La Regione ha stabilito che il compenso aggiuntivo sarà destinato ai dipendenti rientranti in tre categorie di rischio, distinte in alto, medio e basso.

A distanza di cinque mesi dal precedente atto si consuma un nuovo passaggio che dovrebbe portare la Regione Calabria a liquidare le indennità agli eroi del Covid. Il condizionale resta d’obbligo, dal momento che la Calabria è ancora l’unica Regione a non aver erogato ai sanitari il compenso aggiuntivo una tantum per premiarli del particolare impegno profuso nei reparti durante l’emergenza pandemica.

Il Governo stanziò infatti le risorse da destinare alle Regioni nel marzo del 2020, ma il personale sanitario calabrese non ha ancora ricevuto un euro, nonostante i due anni trascorsi nelle trincee dei reparti Covid e l’intervenuta cessazione dello stato d’emergenza. E dopo il decreto di dicembre il commissario ad acta Roberto Occhiuto ne vara un secondo, firmato il 5 maggio scorso, con cui si chiede nuovamente alle aziende sanitarie e ospedaliere la rendicontazione delle attività svolte dal personale impegnato nei reparti e si approvano le linee guida per consentire agli enti del Servizio sanitario di accedere al finanziamento.

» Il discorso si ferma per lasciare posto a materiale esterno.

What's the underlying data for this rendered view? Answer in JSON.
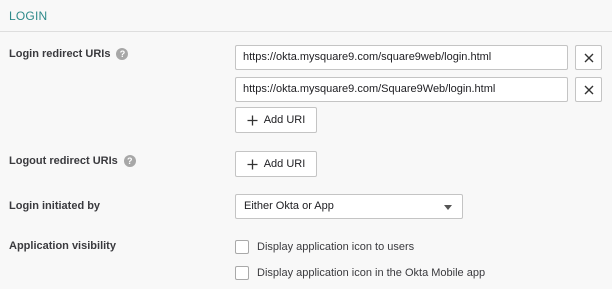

Una procedura in due step tutt’altro che snella. Il nuovo dca detta il nuovo iter da seguire, decisamente più complesso poiché le risorse da corrispondere agli eroi del Covid sono in parte reperite attraverso le linee di finanziamento comunitarie. I fondi inizialmente stanziati dal Governo con il Decreto legge 18/2020 e il successivo 34/2020 non erano infatti sufficienti sulla base dei criteri stabiliti ed era frutto di un accordo sottoscritto nel luglio del 2020 tra l’allora delegato del soggetto attuatore per l’emergenza Covid, Antonio Belcastro, e le organizzazioni sindacali. 

E così, ai 14 milioni stanziati all’epoca dal Governo si affiancano oggi ulteriori risorse reperite attraverso il Pac, il programma di azione e coesione 2014/2020, modificato dalla Giunta nel novembre del 2020 introducendo una nuova azione (la 9.3.6 bis), che prevede due differenti interventi a sostegno del Servizio sanitario e a supporto del personale ospedaliero per il trattamento dei pazienti con Covid.

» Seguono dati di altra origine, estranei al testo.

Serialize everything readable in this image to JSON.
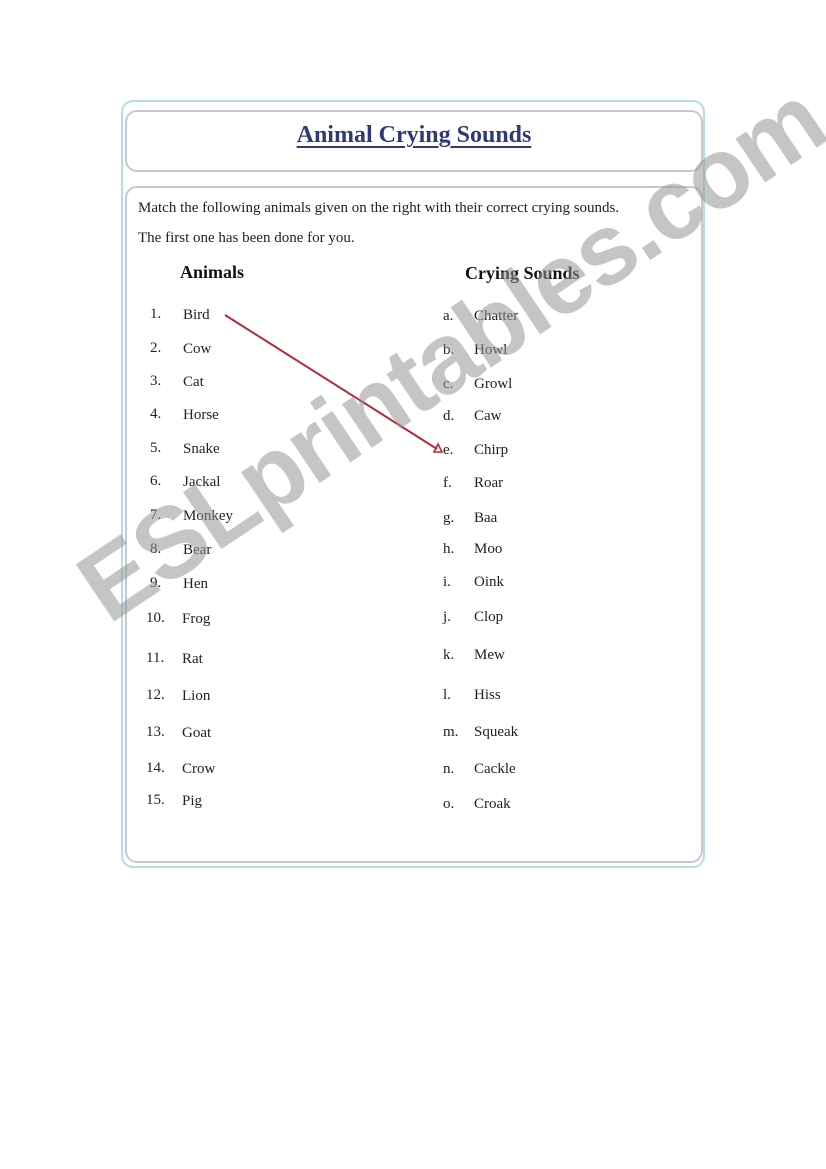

Da qui si attingerà per poter finalmente erogare le indennità agli eroi del Covid. Il nuovo Dca recepisce l’accordo sottoscritto con le organizzazioni sindacali con il quale si fissavano le categorie beneficiarie dell’indennità, ma in parte amplia anche tale platea, coinvolgendo anche il personale tecnico-amministrativo in servizio nelle aziende del Servizio sanitario. La procedura in due step prevede dapprima la rendicontazione da parte delle aziende delle attività svolte dal personale e successivamente la sottoscrizione di una convenzione con il Dipartimento Tutela della Salute per poter accedere ai fondi.

Secondo la nuova convenzione, per poter accedere ai finanziamenti sono dichiarate spese ammissibili quelle sostenute per il personale direttamente o indirettamente assegnato al trattamento dei pazienti Covid, ma solo per un periodo lavorativo ben circoscritto: dal 1° febbraio al 6 luglio 2020, e quindi unicamente per cinque mesi. 

Saranno destinatari dell’indennità i dipendenti che rientrano in una delle tre categorie di rischio, distinte in alto, medio e basso. Nella prima categoria rientra il personale impiegato in attività Covid, che riceverà fino a un massimo di 1.830 euro. Nella seconda categoria rientra il personale non direttamente impiegato in attività Covid, con un’indennità fino a un massimo di 883 euro. Alla categoria a basso rischio, in cui rientra il restante personale, sarà infine corrisposta un’indennità una tantum fino a un massimo di 252 euro.